A core topic was streamlining predictable, low‑controversy items so staff and applicants do not face long waits. Melinda (incoming Economic and Business Development Manager) and other staff described hundreds of administrative design reviews (ADRs) and routine conditional-use permits that typically draw little or no public comment but consume staff time and produce long staff reports. Staff gave examples — single-story rear-yard additions, trellises, small accessory improvements — that could move more quickly through the building permit process if notice and review requirements were narrowed for low‑impact work.

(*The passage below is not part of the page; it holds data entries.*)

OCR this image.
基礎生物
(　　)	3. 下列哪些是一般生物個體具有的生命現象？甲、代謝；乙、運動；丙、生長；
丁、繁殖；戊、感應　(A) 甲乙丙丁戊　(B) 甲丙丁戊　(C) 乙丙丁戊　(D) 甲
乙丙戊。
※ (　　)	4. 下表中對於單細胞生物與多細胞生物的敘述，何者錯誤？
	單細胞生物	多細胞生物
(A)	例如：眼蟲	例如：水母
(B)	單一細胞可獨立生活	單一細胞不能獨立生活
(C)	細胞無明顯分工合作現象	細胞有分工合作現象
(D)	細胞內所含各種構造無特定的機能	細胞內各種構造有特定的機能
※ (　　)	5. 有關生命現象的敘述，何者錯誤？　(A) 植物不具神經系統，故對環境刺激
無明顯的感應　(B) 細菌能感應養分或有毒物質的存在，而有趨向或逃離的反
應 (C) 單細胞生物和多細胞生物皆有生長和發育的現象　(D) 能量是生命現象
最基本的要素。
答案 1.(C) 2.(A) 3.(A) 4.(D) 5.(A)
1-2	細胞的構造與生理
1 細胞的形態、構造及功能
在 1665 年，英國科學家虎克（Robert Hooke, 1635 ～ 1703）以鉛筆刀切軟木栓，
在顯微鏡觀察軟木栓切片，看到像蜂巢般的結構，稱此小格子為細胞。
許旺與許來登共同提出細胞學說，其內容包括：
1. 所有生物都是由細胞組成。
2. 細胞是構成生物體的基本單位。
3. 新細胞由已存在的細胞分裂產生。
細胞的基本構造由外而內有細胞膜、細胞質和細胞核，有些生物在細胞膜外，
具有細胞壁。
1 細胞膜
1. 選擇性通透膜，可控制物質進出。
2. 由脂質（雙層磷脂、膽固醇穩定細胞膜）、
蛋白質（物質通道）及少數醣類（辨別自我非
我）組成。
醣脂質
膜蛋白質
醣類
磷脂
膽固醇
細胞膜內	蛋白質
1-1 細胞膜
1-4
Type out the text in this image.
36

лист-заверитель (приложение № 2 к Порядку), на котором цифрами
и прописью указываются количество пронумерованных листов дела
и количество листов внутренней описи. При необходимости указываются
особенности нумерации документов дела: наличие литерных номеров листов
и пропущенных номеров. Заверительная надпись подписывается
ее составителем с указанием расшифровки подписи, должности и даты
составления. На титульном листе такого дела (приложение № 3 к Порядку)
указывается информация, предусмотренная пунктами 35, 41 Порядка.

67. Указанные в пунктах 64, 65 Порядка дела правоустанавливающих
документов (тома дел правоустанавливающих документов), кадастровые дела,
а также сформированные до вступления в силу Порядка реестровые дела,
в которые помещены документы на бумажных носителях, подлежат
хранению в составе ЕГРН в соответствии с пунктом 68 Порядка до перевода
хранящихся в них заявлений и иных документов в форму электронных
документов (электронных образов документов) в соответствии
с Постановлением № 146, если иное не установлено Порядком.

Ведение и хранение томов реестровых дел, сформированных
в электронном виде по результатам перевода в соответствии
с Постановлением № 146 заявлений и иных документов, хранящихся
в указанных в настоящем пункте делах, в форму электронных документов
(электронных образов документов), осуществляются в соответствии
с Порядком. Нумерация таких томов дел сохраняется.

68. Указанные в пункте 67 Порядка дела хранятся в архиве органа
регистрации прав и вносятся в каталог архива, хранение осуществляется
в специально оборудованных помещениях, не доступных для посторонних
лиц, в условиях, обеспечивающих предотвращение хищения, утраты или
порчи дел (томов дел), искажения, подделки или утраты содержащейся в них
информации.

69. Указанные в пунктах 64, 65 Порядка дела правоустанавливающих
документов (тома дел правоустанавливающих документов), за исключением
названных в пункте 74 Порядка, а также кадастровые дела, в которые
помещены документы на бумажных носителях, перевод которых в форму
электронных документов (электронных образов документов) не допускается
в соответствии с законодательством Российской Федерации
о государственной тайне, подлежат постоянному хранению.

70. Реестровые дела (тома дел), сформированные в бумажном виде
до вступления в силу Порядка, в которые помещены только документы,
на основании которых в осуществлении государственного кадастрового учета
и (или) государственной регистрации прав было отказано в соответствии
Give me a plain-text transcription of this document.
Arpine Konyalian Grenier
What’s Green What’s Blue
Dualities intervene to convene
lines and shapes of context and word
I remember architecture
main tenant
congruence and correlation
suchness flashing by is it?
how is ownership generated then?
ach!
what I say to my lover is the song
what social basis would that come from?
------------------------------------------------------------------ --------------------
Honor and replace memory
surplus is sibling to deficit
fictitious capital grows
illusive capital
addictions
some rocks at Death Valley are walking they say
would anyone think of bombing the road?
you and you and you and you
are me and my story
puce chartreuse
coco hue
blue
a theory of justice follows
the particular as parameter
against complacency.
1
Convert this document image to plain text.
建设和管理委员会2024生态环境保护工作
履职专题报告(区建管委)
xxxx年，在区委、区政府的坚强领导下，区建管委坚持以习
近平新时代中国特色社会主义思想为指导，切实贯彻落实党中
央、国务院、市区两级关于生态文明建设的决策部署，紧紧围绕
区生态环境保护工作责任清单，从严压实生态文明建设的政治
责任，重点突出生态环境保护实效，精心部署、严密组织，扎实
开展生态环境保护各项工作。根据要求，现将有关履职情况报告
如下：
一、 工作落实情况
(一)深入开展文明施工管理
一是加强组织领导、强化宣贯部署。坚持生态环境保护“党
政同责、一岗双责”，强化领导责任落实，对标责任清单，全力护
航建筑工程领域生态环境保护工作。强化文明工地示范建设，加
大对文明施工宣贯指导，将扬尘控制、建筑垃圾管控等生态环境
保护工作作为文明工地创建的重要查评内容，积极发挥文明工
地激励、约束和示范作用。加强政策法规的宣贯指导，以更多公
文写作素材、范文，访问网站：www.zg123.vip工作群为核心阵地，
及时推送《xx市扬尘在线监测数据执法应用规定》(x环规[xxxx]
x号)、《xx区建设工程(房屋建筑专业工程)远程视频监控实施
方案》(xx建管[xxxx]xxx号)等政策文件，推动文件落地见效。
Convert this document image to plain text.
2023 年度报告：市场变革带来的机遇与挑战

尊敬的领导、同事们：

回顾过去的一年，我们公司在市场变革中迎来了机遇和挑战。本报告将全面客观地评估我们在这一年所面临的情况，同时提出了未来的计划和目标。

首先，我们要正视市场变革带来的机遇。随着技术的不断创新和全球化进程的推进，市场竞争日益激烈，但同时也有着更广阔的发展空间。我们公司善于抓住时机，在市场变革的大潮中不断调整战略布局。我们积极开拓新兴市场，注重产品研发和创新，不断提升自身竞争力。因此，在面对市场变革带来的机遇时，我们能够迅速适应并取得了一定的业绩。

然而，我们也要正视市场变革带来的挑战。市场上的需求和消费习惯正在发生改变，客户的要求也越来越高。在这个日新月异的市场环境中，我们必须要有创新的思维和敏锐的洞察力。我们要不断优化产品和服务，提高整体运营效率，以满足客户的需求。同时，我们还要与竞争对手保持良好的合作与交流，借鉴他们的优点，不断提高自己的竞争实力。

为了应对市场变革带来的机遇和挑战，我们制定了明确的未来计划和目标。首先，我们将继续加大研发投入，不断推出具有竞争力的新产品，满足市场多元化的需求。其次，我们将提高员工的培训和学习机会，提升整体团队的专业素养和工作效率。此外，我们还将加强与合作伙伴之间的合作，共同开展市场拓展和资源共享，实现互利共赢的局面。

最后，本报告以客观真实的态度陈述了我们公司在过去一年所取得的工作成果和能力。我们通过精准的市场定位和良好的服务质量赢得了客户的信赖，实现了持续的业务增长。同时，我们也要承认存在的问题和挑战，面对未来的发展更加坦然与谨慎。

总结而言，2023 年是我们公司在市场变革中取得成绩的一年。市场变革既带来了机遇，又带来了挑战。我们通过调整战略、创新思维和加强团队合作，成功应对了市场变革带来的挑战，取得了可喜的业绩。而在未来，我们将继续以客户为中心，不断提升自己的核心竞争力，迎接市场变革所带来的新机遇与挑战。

Commissioners and staff discussed options: shorter staff reports for consent-calendar items, clearer thresholds for when a project requires a public hearing, and evaluating whether some routine ADRs can bypass planning review unless neighbors request an elevated review. Clark suggested staff will prepare a focused streamlining proposal after the City Council sets its priorities at a July 15 work session. Several commissioners proposed a subcommittee to work with staff on process ideas; staff cautioned that formal direction and staff resources are needed and suggested bringing a proposal back once City Council priorities are set.

The commission asked staff to provide a longer-range “look-ahead” calendar — a three-month-plus view of upcoming policy items (the Innovation-Based Business ordinance, objective design standards, Hacienda design guidelines and East Pleasanton topics were all mentioned) — to help commissioners balance near-term agendas with strategic review. Commissioners also asked staff to circulate the updated municipal code language defining the commission’s responsibilities.

No formal policy changes or decisions were made. Commissioners and staff agreed to continue the conversation: staff will pursue an initial set of streamlining ideas and return with proposals timed to align with the council work program.